Emergency review: Timely, tense and funny
Review Overview
Comic performances
8Tension
8Balance of tone
8Matthew Turner | On 28, May 2022
Director: Carey Williams
Cast: RJ Cyler, Donald Elise Watkins, Sebastian Chacon, Maddie Nichols, Madison Thompson, Sabrina Carpenter
Certificate: 15
Expanded from their award-winning 2018 short film of the same name, Emergency is directed by Carey Williams and written by KD Dávila. Delivering laughs, suspense and political commentary in equal measure, the film works on a number of levels and marks Williams as a talent to watch.
Set in a northeastern university, the film centres on straight-laced, straight-A student Kunle (Donald Elise Watkins), whose bacteria studies have landed him a place at Princeton. His best buddy is Sean (RJ Cyler), a down-to-earth, party-happy dope-smoker who persuades Kunle to accompany him on a legendary tour of parties at all seven campus frat houses.
However, before they even set off, their night hits a serious snag when they find a passed-out white girl (Maddie Nichols) on the floor of their apartment and their nerdy, gamer flatmate Carlos (Sebastian Chacon) has no idea how she got there. Given that Kunle and Sean are Black and Carlos is Latino, the trio reason that if they call the cops, they’ll be arrested immediately, so they attempt to drive her to the nearest hospital emergency room.
Watkins and Cyler are extremely likeable actors and they both deliver perfectly pitched comic performances, finding humanity and warmth beneath their surface stereotypes. Accordingly, the friendship between Kunle and Sean forms the beating heart at the centre of the film, giving the story its most emotional moments.
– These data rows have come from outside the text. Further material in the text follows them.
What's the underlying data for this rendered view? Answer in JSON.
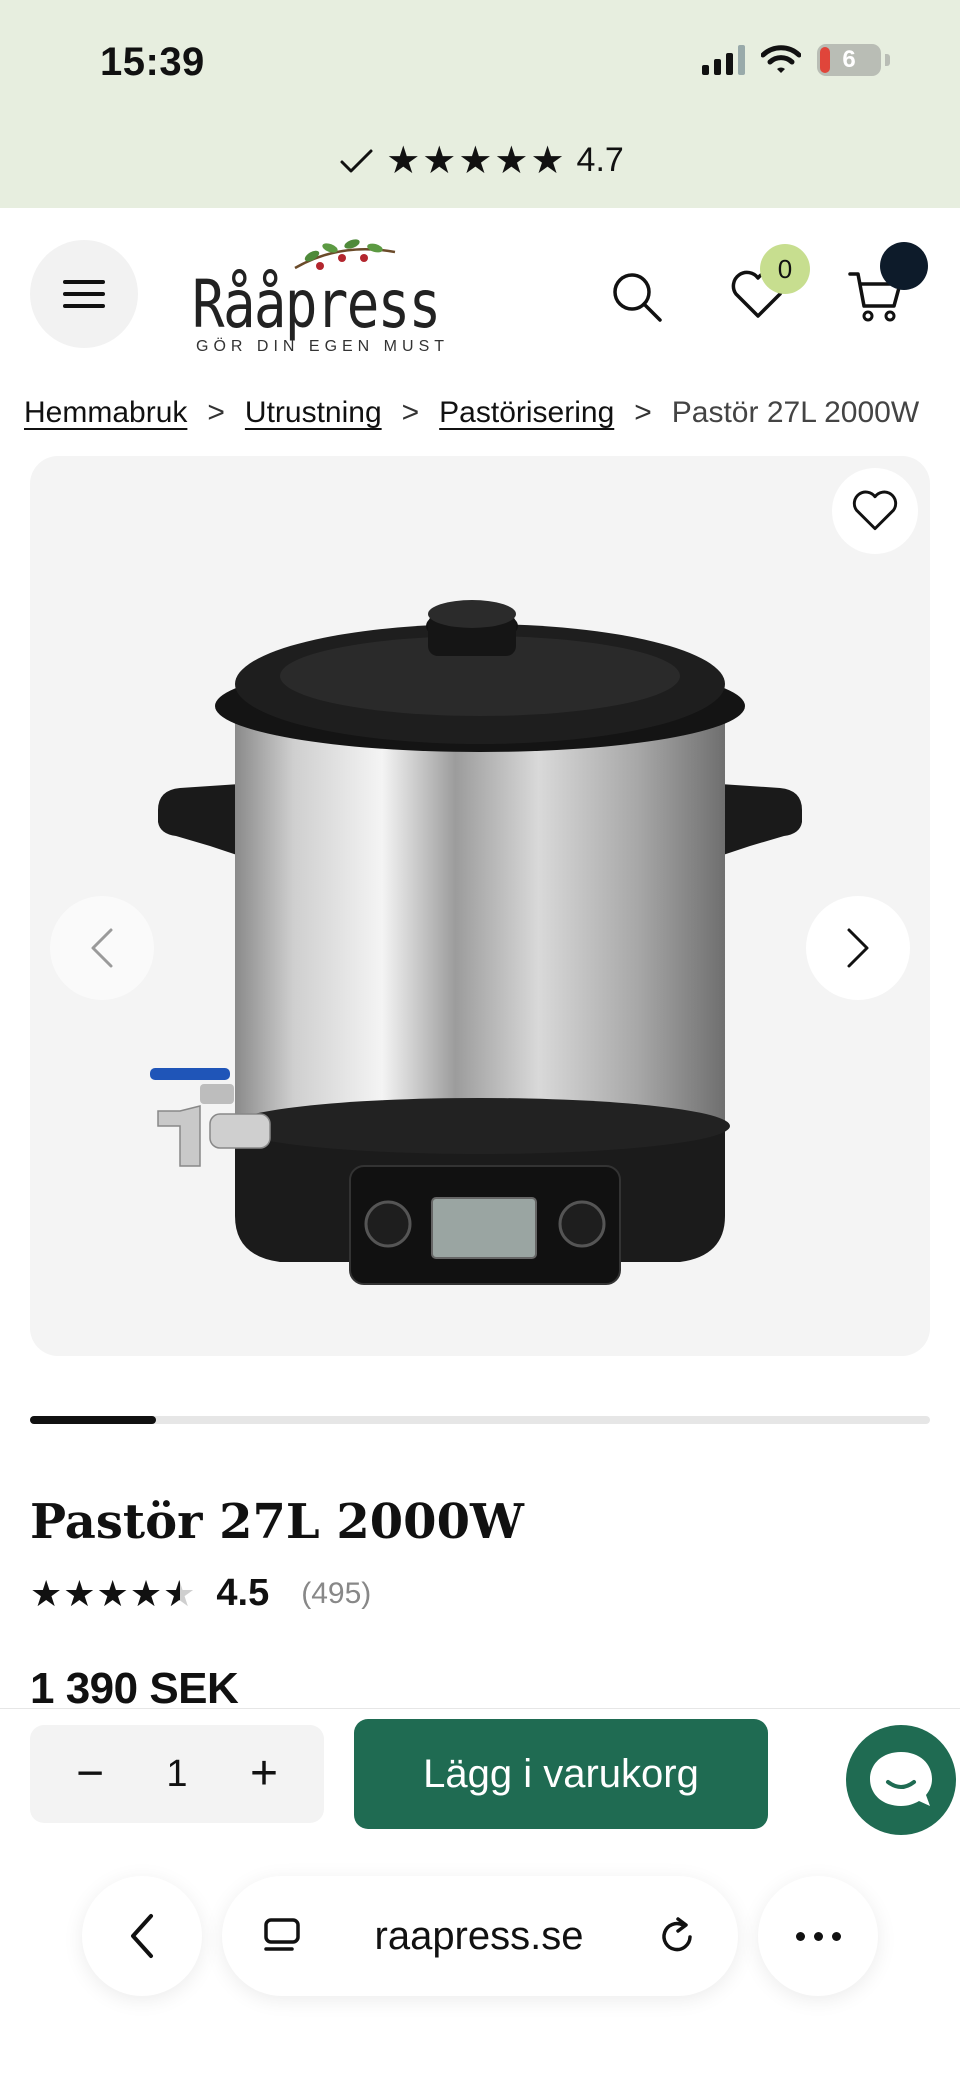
{
  "status_bar": {
    "time": "15:39",
    "battery": "6"
  },
  "trust_bar": {
    "stars": "★★★★★",
    "score": "4.7"
  },
  "header": {
    "logo_text": "Rååpress",
    "logo_tagline": "GÖR DIN EGEN MUST",
    "wishlist_count": "0"
  },
  "breadcrumb": {
    "items": [
      "Hemmabruk",
      "Utrustning",
      "Pastörisering"
    ],
    "current": "Pastör 27L 2000W",
    "separator": ">"
  },
  "gallery": {
    "image_count": 8,
    "current_index": 1,
    "progress": 0.14
  },
  "product": {
    "title": "Pastör 27L 2000W",
    "rating_stars": "★★★★★",
    "rating": 4.5,
    "rating_text": "4.5",
    "reviews": "(495)",
    "price": "1 390 SEK"
  },
  "cart": {
    "minus": "−",
    "plus": "+",
    "quantity": "1",
    "add_label": "Lägg i varukorg"
  },
  "browser": {
    "url": "raapress.se"
  },
  "colors": {
    "top_band": "#e7eedf",
    "accent": "#1f6b52",
    "badge": "#c7de8f"
  }
}
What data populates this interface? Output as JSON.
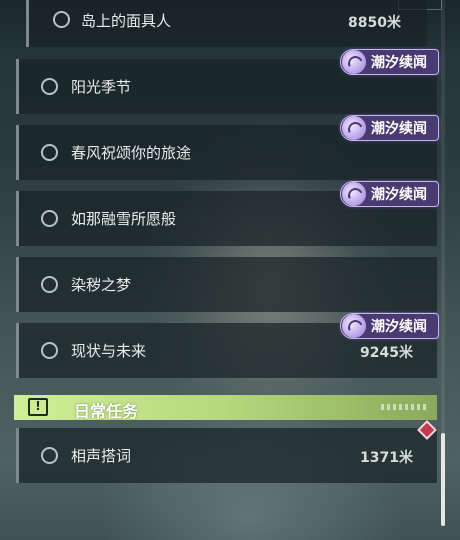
{
  "tag_label": "潮汐续闻",
  "quests": [
    {
      "name": "岛上的面具人",
      "distance": "8850米",
      "tagged": false
    },
    {
      "name": "阳光季节",
      "distance": "",
      "tagged": true
    },
    {
      "name": "春风祝颂你的旅途",
      "distance": "",
      "tagged": true
    },
    {
      "name": "如那融雪所愿般",
      "distance": "",
      "tagged": true
    },
    {
      "name": "染秽之梦",
      "distance": "",
      "tagged": false
    },
    {
      "name": "现状与未来",
      "distance": "9245米",
      "tagged": true
    }
  ],
  "daily_section": {
    "title": "日常任务",
    "icon": "alert-icon",
    "items": [
      {
        "name": "相声搭词",
        "distance": "1371米"
      }
    ]
  },
  "colors": {
    "tag_bg": "#4a3a72",
    "section_bg": "#c2e18a",
    "pin": "#c43a4c"
  }
}
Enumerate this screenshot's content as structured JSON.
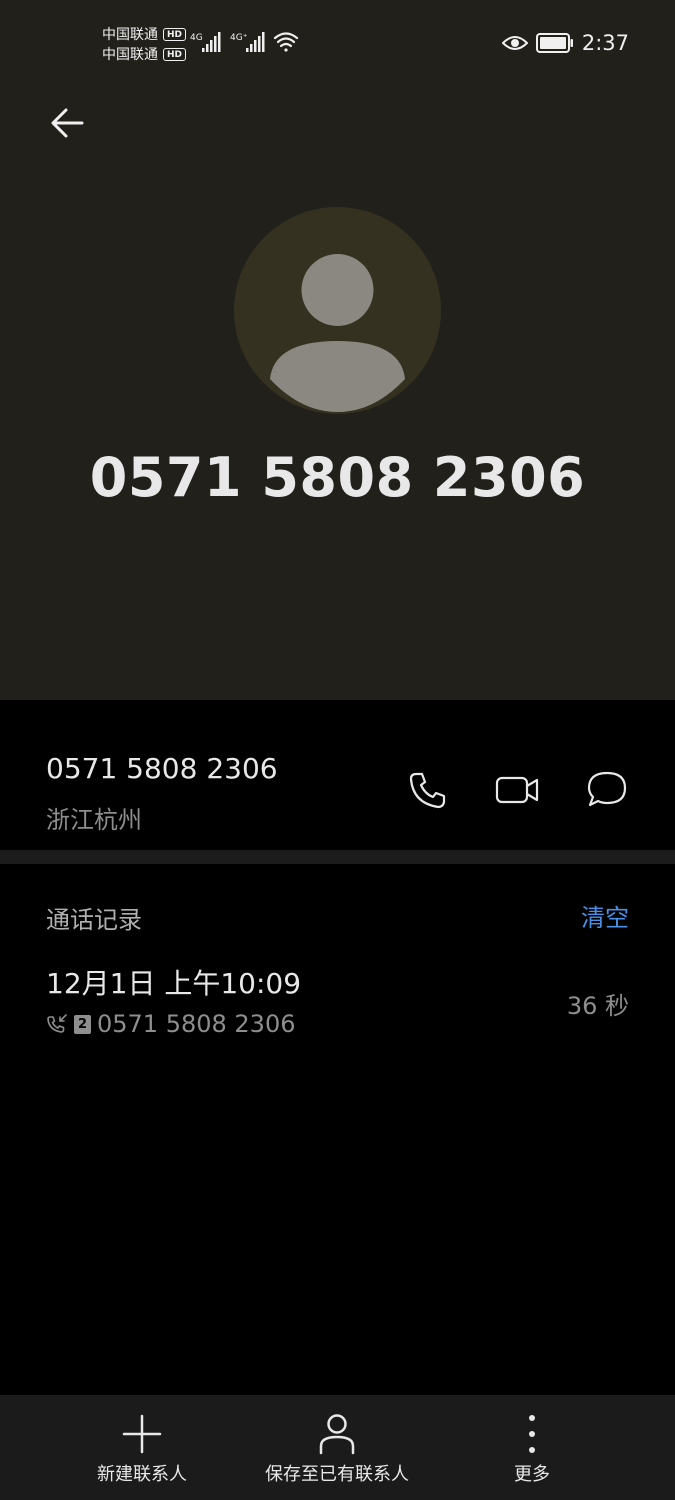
{
  "status_bar": {
    "carrier_1": "中国联通",
    "carrier_2": "中国联通",
    "hd_1": "HD",
    "hd_2": "HD",
    "network_1": "4G",
    "network_2": "4G⁺",
    "time": "2:37"
  },
  "contact": {
    "headline_number": "0571 5808 2306",
    "number": "0571 5808 2306",
    "location": "浙江杭州"
  },
  "call_log": {
    "title": "通话记录",
    "clear_label": "清空",
    "entries": [
      {
        "datetime": "12月1日 上午10:09",
        "sim": "2",
        "number": "0571 5808 2306",
        "duration": "36 秒"
      }
    ]
  },
  "bottom_bar": {
    "new_contact": "新建联系人",
    "save_existing": "保存至已有联系人",
    "more": "更多"
  },
  "icons": {
    "back": "arrow-left-icon",
    "call": "phone-icon",
    "video": "video-camera-icon",
    "message": "chat-bubble-icon",
    "add": "plus-icon",
    "person": "person-icon",
    "more": "more-vertical-icon"
  },
  "colors": {
    "header_bg": "#22201a",
    "avatar_bg": "#343121",
    "accent": "#4a8fe7",
    "bottom_bar_bg": "#1b1b1b"
  }
}
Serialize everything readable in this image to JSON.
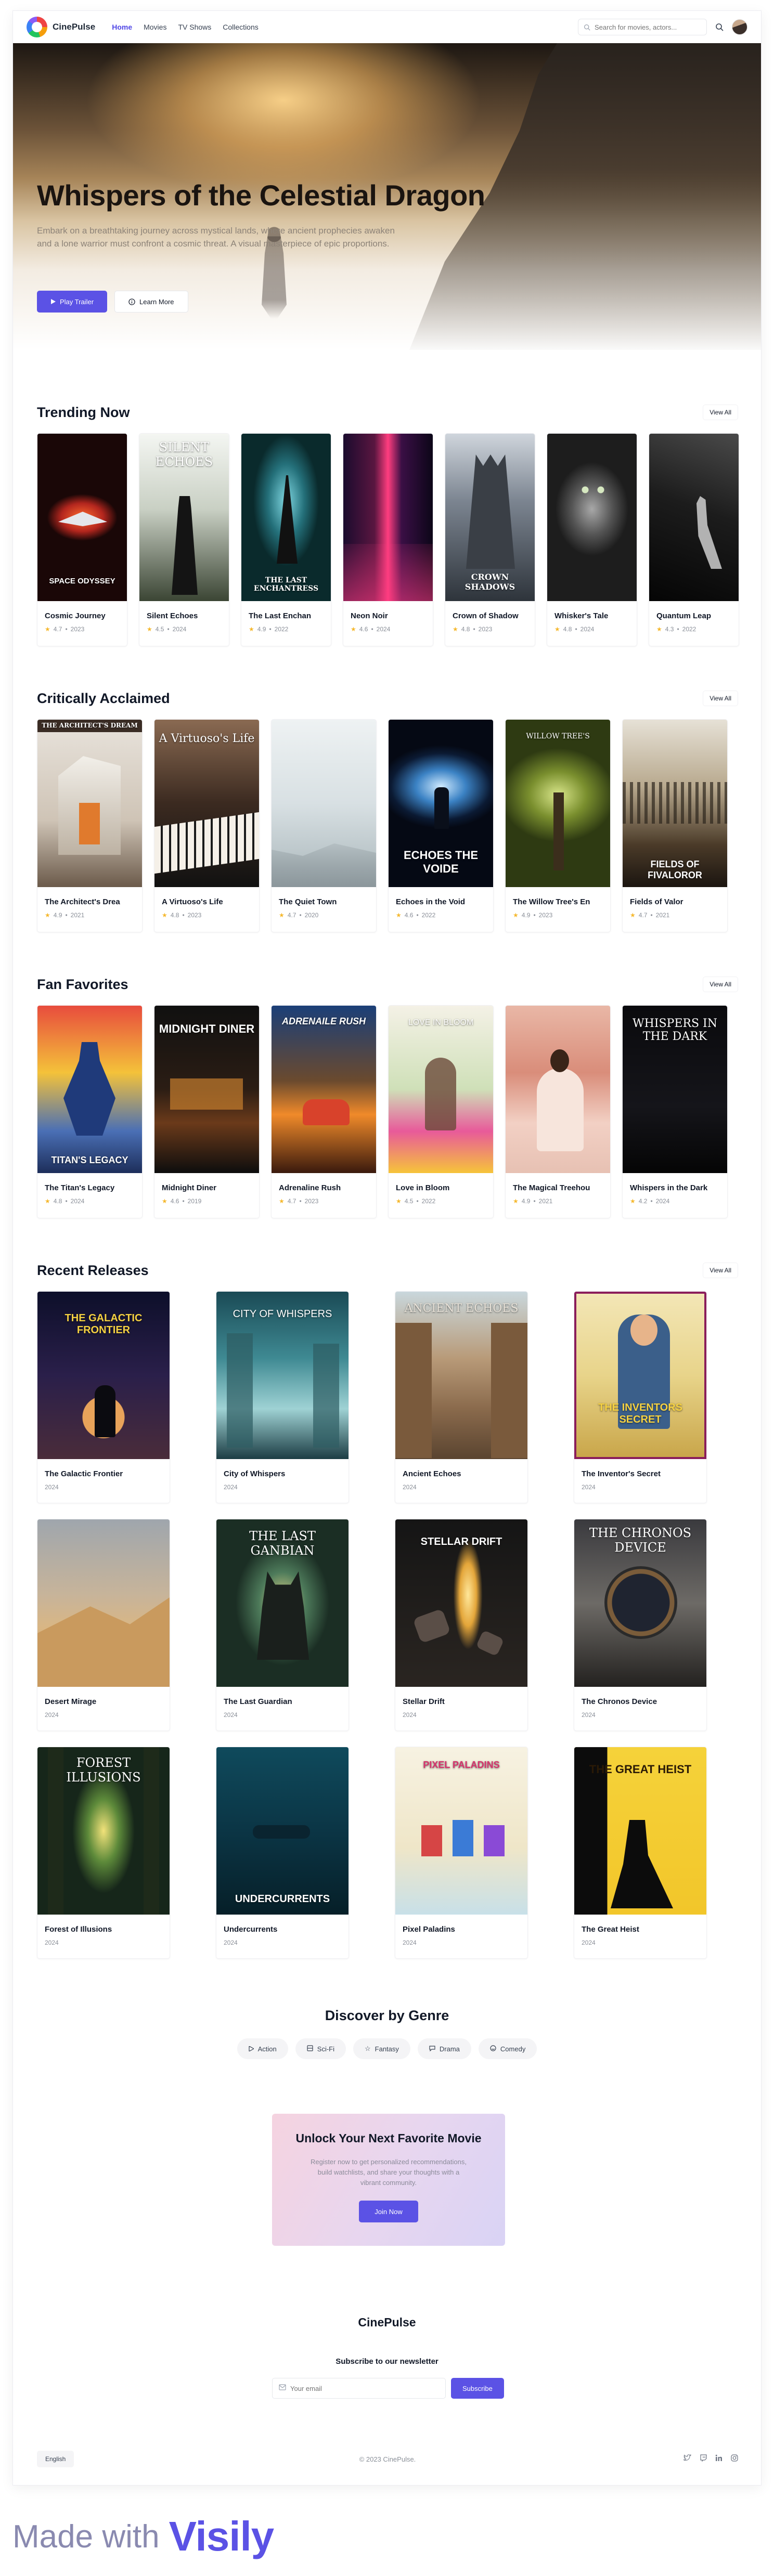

There’s also strong support from Chacon, who manages to stay just the right side of annoying, while Sabrina Carpenter is smartly cast as Maddie, the young girl’s older sister, who’s attempting to rescue her by tracking her phone. To that end, the film understands that Maddie – angry and not in possession of the facts – would pose a significant danger to the trio once the police are involved.
Williams’ direction is assured throughout. It’s often said that a large part of direction is tone management and Williams does a superb job of balancing humour, tension and the real stakes of the situation, in that the audience knows throughout that Sean’s suspicions of the police are well founded and they’re at genuine risk of being shot.
That acknowledgement hangs over the entire film, creating an uneasy atmosphere and investing every encounter (particularly with a pair of suspicious white neighbours who quickly pull out their cameras and start filming) with escalating tension. The script also has astute observations to make elsewhere – Kunle’s reaction when he meets Sean’s older brother’s friends is very telling, while the film finds a provocative and interesting way to highlight Maddie’s privilege in a nicely staged coda scene that doesn’t play out the way you expect.
In short, Emergency pulls off an impressive balancing act – it has all the thrills of a classic one-crazy-night movie, it delivers a consistent stream of decent laughs and it’s also a touching portrait of friendship, while leaving you with something to think about afterwards as well. Think Superbad, with a social conscience and fewer gross-out gags.